弾かれた衝撃が直に右手に伝わり、ビリビリと痺れを伴って彼女の恐怖心を再び煽る。

「ぃ゙…ッ、」と反対側の左手で右手を庇うが、気休めに過ぎない。

ドクドクと嫌に脈打つ鼓動に、つう…っと冷や汗が背を伝う。


―今…、防ぎきれなかったら、俺、死んでた……っ?


フッと暗くなる意識に、ポンッと肩を叩かれた感覚がして我に返った律子。

気付けば、黒髪のショートヘアの短刀の子が、此方を窺うように見ていた。


「大丈夫か?アンタ。此処に政府以外の新しい人間が来るって事は、アンタ、審神者だろう?だったら、このぐらいで怖じ気付くなよ。この本丸を救いに来てくれたんだろ…?しっかりしてくれや。」


この子も、確かネット等で見覚えのある短刀の子だ。

彼も他の刀達同様、既にボロボロの傷だらけで、恐らく中傷あたりまでいっているだろう。

当然、人為らざる異形のモノと戦う前から傷だらけで、手入れさえも行われていない筈だ。

そんな彼にこれだけの事で心配をかけ、励まされていては、元も子もない。


『ッ…、そうだよな…。こんなんじゃ、この先やっていけるかも解ったもんじゃねぇよな…ッ!』


遅れて飛んできた何かの破片を、構え直した刀で叩き落す。

すぐに気を取り直した様子に、少しばかり驚いた彼は、一瞬だけ呆気に取られたが、次の瞬間には小さく笑みを浮かべ、自らも自身の本体を構える。


「アンタの守りは、俺っちに任してくれ。そっちは、アイツをどうにかする術とやらに集中してくれや。」
『あ、あぁ…。任せたっ。』


意外な提案に目をぱちくり瞬かせつつも、唱え直す為に一度目を閉じ、乱れた呼吸を整えた。

そうして、再び祝詞を唱えるべく、口を開いた。

突然のアクシデントだったが、何とか持ち直した戦況に、敵は再度態勢を崩されていく事となる。

徐々に此方の形勢が優勢になりつつあった。

しかし、敵も元は神々等から生まれた澱みで、瘴気の塊だ。

最後の抵抗とばかりに抗い、吼えた。

夜が更けたばかりの頃から続く戦いは、思ったよりも長引き、その結果、倒れゆく刀達が次々と出てきた。

それは、主に傷が深かった短刀や脇差等で、全て重傷の者達だった。

未だ、折れていない事が奇跡とでもいうくらいの状態である。

そんな現状を、これまで見続けてきたとある数振りの刀が、耐えられなくなったのか、纏う雰囲気を変えて敵を睨み付けた。


「もう、こんなのたくさんです…っ。
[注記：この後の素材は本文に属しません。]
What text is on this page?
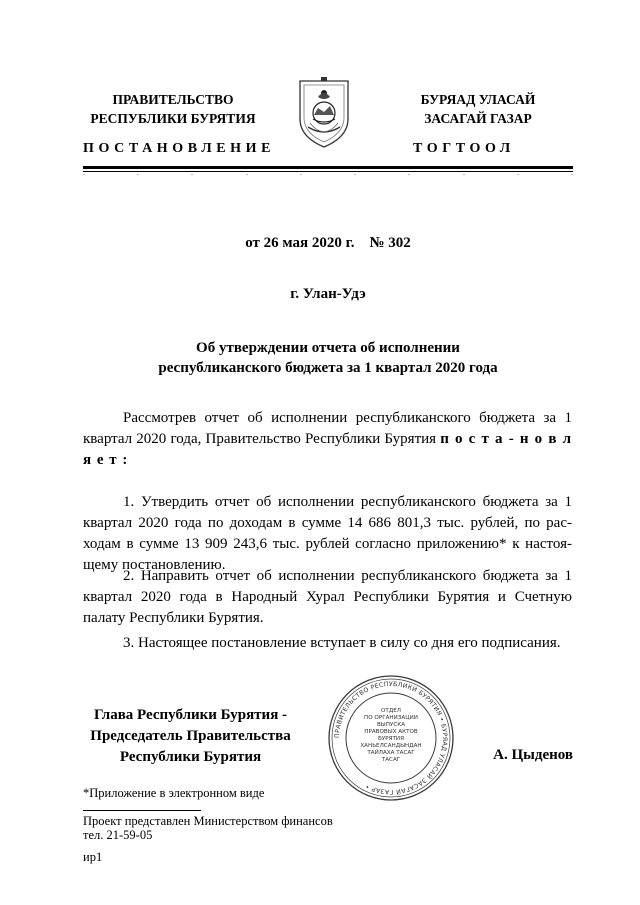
ПРАВИТЕЛЬСТВО
РЕСПУБЛИКИ БУРЯТИЯ
ПОСТАНОВЛЕНИЕ
БУРЯАД УЛАСАЙ
ЗАСАГАЙ ГАЗАР
ТОГТООЛ
от 26 мая 2020 г.    № 302
г. Улан-Удэ
Об утверждении отчета об исполнении
республиканского бюджета за 1 квартал 2020 года
Рассмотрев отчет об исполнении республиканского бюджета за 1 квартал 2020 года, Правительство Республики Бурятия п о с т а - н о в л я е т :
1. Утвердить отчет об исполнении республиканского бюджета за 1 квартал 2020 года по доходам в сумме 14 686 801,3 тыс. рублей, по рас-ходам в сумме 13 909 243,6 тыс. рублей согласно приложению* к настоя-щему постановлению.
2. Направить отчет об исполнении республиканского бюджета за 1 квартал 2020 года в Народный Хурал Республики Бурятия и Счетную палату Республики Бурятия.
3. Настоящее постановление вступает в силу со дня его подписания.
Глава Республики Бурятия -
Председатель Правительства
Республики Бурятия
ПРАВИТЕЛЬСТВО РЕСПУБЛИКИ БУРЯТИЯ • БУРЯАД УЛАСАЙ ЗАСАГАЙ ГАЗАР •
ОТДЕЛ
ПО ОРГАНИЗАЦИИ
ВЫПУСКА
ПРАВОВЫХ АКТОВ
БУРЯТИЯ
ХАНЬЕЛСАНДЫНДАН
ТАЙЛАХА ТАСАГ
ТАСАГ	А. Цыденов
*Приложение в электронном виде
Проект представлен Министерством финансов
тел. 21-59-05
ир1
どれだけ苦しめば、終わりが見えてくるのですか…?」
「…俺は、このまま死ぬ事は出来ない…ッ。彼奴を、取り戻すまでは…何が何でも、折れる事なんて出来ないんだ…ッ!」


ゴウ…ッ、と彼等の周りだけ荒々しい風が巻き起こると、不穏な空気がピリリと肌を刺した。
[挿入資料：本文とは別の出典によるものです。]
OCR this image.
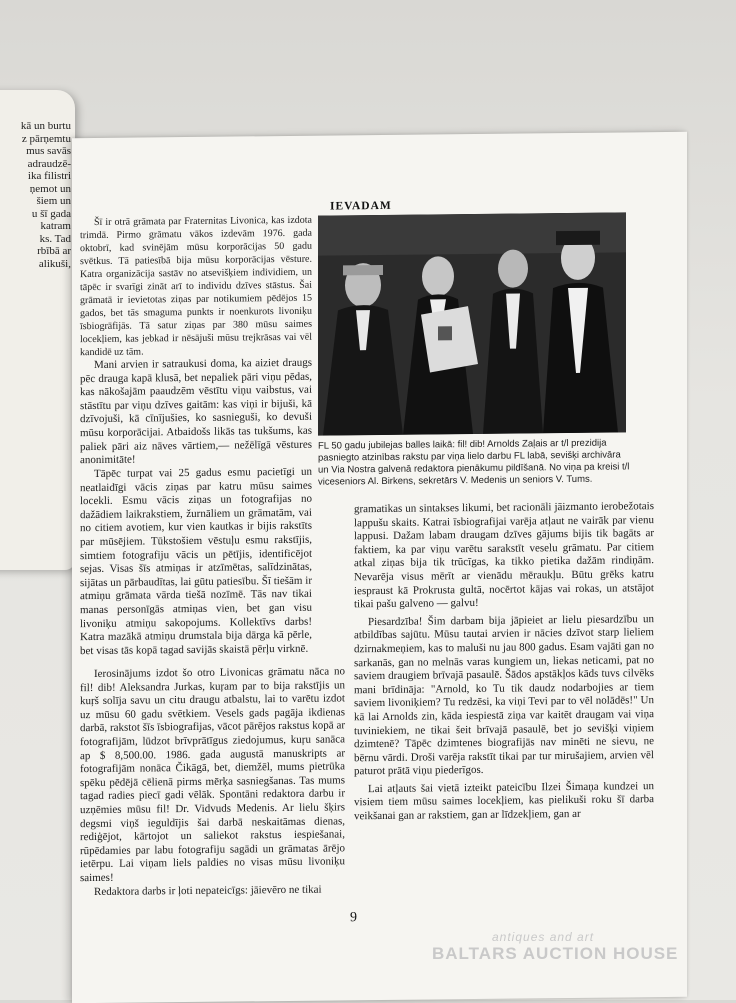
kā un burtu
z pārņemtu
mus savās
adraudzē-
ika filistri
ņemot un
šiem un
u šī gada
katram
ks. Tad
rbībā ar
alikuši,
IEVADAM

Šī ir otrā grāmata par Fraternitas Livonica, kas izdota trimdā. Pirmo grāmatu vākos izdevām 1976. gada oktobrī, kad svinējām mūsu korporācijas 50 gadu svētkus. Tā patiesībā bija mūsu korporācijas vēsture. Katra organizācija sastāv no atsevišķiem individiem, un tāpēc ir svarīgi zināt arī to individu dzīves stāstus. Šai grāmatā ir ievietotas ziņas par notikumiem pēdējos 15 gados, bet tās smaguma punkts ir noenkurots livoniķu īsbiogrāfijās. Tā satur ziņas par 380 mūsu saimes locekļiem, kas jebkad ir nēsājuši mūsu trejkrāsas vai vēl kandidē uz tām.

Mani arvien ir satraukusi doma, ka aiziet draugs pēc drauga kapā klusā, bet nepaliek pāri viņu pēdas, kas nākošajām paaudzēm vēstītu viņu vaibstus, vai stāstītu par viņu dzīves gaitām: kas viņi ir bijuši, kā dzīvojuši, kā cīnījušies, ko sasnieguši, ko devuši mūsu korporācijai. Atbaidošs likās tas tukšums, kas paliek pāri aiz nāves vārtiem,— nežēlīgā vēstures anonimitāte!

FL 50 gadu jubilejas balles laikā: fil! dib! Arnolds Zaļais ar t/l prezidija pasniegto atzinības rakstu par viņa lielo darbu FL labā, sevišķi archivāra un Via Nostra galvenā redaktora pienākumu pildīšanā. No viņa pa kreisi t/l viceseniors Al. Birkens, sekretārs V. Medenis un seniors V. Tums.

Tāpēc turpat vai 25 gadus esmu pacietīgi un neatlaidīgi vācis ziņas par katru mūsu saimes locekli. Esmu vācis ziņas un fotografijas no dažādiem laikrakstiem, žurnāliem un grāmatām, vai no citiem avotiem, kur vien kautkas ir bijis rakstīts par mūsējiem. Tūkstošiem vēstuļu esmu rakstījis, simtiem fotografiju vācis un pētījis, identificējot sejas. Visas šīs atmiņas ir atzīmētas, salīdzinātas, sijātas un pārbaudītas, lai gūtu patiesību. Šī tiešām ir atmiņu grāmata vārda tiešā nozīmē. Tās nav tikai manas personīgās atmiņas vien, bet gan visu livoniķu atmiņu sakopojums. Kollektīvs darbs! Katra mazākā atmiņu drumstala bija dārga kā pērle, bet visas tās kopā tagad savijās skaistā pērļu virknē.

Ierosinājums izdot šo otro Livonicas grāmatu nāca no fil! dib! Aleksandra Jurkas, kuŗam par to bija rakstījis un kuŗš solīja savu un citu draugu atbalstu, lai to varētu izdot uz mūsu 60 gadu svētkiem. Vesels gads pagāja ikdienas darbā, rakstot šīs īsbiografijas, vācot pārējos rakstus kopā ar fotografijām, lūdzot brīvprātīgus ziedojumus, kuŗu sanāca ap $ 8,500.00. 1986. gada augustā manuskripts ar fotografijām nonāca Čikāgā, bet, diemžēl, mums pietrūka spēku pēdējā cēlienā pirms mērķa sasniegšanas. Tas mums tagad radies piecī gadi vēlāk. Spontāni redaktora darbu ir uzņēmies mūsu fil! Dr. Vidvuds Medenis. Ar lielu šķirs degsmi viņš ieguldījis šai darbā neskaitāmas dienas, rediģējot, kārtojot un saliekot rakstus iespiešanai, rūpēdamies par labu fotografiju sagādi un grāmatas ārējo ietērpu. Lai viņam liels paldies no visas mūsu livoniķu saimes!

Redaktora darbs ir ļoti nepateicīgs: jāievēro ne tikai

gramatikas un sintakses likumi, bet racionāli jāizmanto ierobežotais lappušu skaits. Katrai īsbiografijai varēja atļaut ne vairāk par vienu lappusi. Dažam labam draugam dzīves gājums bijis tik bagāts ar faktiem, ka par viņu varētu sarakstīt veselu grāmatu. Par citiem atkal ziņas bija tik trūcīgas, ka tikko pietika dažām rindiņām. Nevarēja visus mērīt ar vienādu mēraukļu. Būtu grēks katru iespraust kā Prokrusta gultā, nocērtot kājas vai rokas, un atstājot tikai pašu galveno — galvu!

Piesardzība! Šim darbam bija jāpieiet ar lielu piesardzību un atbildības sajūtu. Mūsu tautai arvien ir nācies dzīvot starp lieliem dzirnakmeņiem, kas to maluši nu jau 800 gadus. Esam vajāti gan no sarkanās, gan no melnās varas kungiem un, liekas neticami, pat no saviem draugiem brīvajā pasaulē. Šādos apstākļos kāds tuvs cilvēks mani brīdināja: "Arnold, ko Tu tik daudz nodarbojies ar tiem saviem livoniķiem? Tu redzēsi, ka viņi Tevi par to vēl nolādēs!" Un kā lai Arnolds zin, kāda iespiestā ziņa var kaitēt draugam vai viņa tuviniekiem, ne tikai šeit brīvajā pasaulē, bet jo sevišķi viņiem dzimtenē? Tāpēc dzimtenes biografijās nav minēti ne sievu, ne bērnu vārdi. Droši varēja rakstīt tikai par tur mirušajiem, arvien vēl paturot prātā viņu piederīgos.

Lai atļauts šai vietā izteikt pateicību Ilzei Šimaņa kundzei un visiem tiem mūsu saimes locekļiem, kas pielikuši roku šī darba veikšanai gan ar rakstiem, gan ar līdzekļiem, gan ar

9
antiques and art
BALTARS AUCTION HOUSE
「まさか…ッ!?」と思った律子は、彼の守りの範囲から外れ、駆け出し、跳躍する。


「な…ッ!?離れると危ないぞ…ッ!!」


ユラリと不穏な空気を纏った二振りが、敵方へ足を踏み出していた。

打刀の宗三左文字と大倶利伽羅である。

擦れ違った刀達が見た二振りの両目は、緋く染まり始めていた。

それがどういう状況か、逸早く気付いた一振りの刀が。

彼等からは離れた場所で戦っていたからだろう、あらん限りの声を張り上げて、制止の言葉を投げかけた。


「伽羅坊…ッ!よせッ、堕ちたら全部終いなんだぞ…ッ!?」


自身の血が滴り落ちるのも気に留めず、必死に食い止めようと腕を伸ばすが、届かない。

ぐらりと傾いだ彼の身を近くに居た刀が咄嗟に支え、声をかける。


「おい…ッ!しっかりしろ鶴丸…ッ!!」


制止の声も、今や聞こえないのか、二人は自身の本体を引き摺り、火花を散らして、今にも駆け出そうと踏み込む足に力を込めた時である。
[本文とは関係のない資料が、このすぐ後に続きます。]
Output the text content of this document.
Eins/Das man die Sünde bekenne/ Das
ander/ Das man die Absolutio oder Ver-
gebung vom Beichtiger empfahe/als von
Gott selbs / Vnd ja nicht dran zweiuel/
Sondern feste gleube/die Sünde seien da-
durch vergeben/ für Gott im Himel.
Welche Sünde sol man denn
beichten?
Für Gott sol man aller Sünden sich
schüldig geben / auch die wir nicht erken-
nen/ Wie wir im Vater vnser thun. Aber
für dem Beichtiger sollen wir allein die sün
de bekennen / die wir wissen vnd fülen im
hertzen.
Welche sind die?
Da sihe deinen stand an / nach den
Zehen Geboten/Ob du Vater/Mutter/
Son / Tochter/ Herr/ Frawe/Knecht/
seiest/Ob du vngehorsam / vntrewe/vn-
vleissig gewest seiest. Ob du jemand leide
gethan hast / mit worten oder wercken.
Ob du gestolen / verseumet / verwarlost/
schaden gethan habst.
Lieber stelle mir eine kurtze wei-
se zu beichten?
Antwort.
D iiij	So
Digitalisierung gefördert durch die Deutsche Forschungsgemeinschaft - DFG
トン…ッ、と二人の肩を同時に叩いた者が、フワリと身を翻して目の前に舞い降りた。

そして、清められた羽織が二人の緋く染まった瞳を覆うように掛けられる。


『アンタ等が堕ちるにはまだ早いぞ。諦めんなよ。アンタ等の重荷は、俺も少し背負うからさ…。』


ゆっくりと開かれる彼女の瞳が、異形のモノを見据える。

スッと向けられた短き刃に、迷いは無い。


『だから、まだ堕ちるな。』


ザシュリッと薙いだ一閃が、瘴気を纏った腕を斬り裂いた。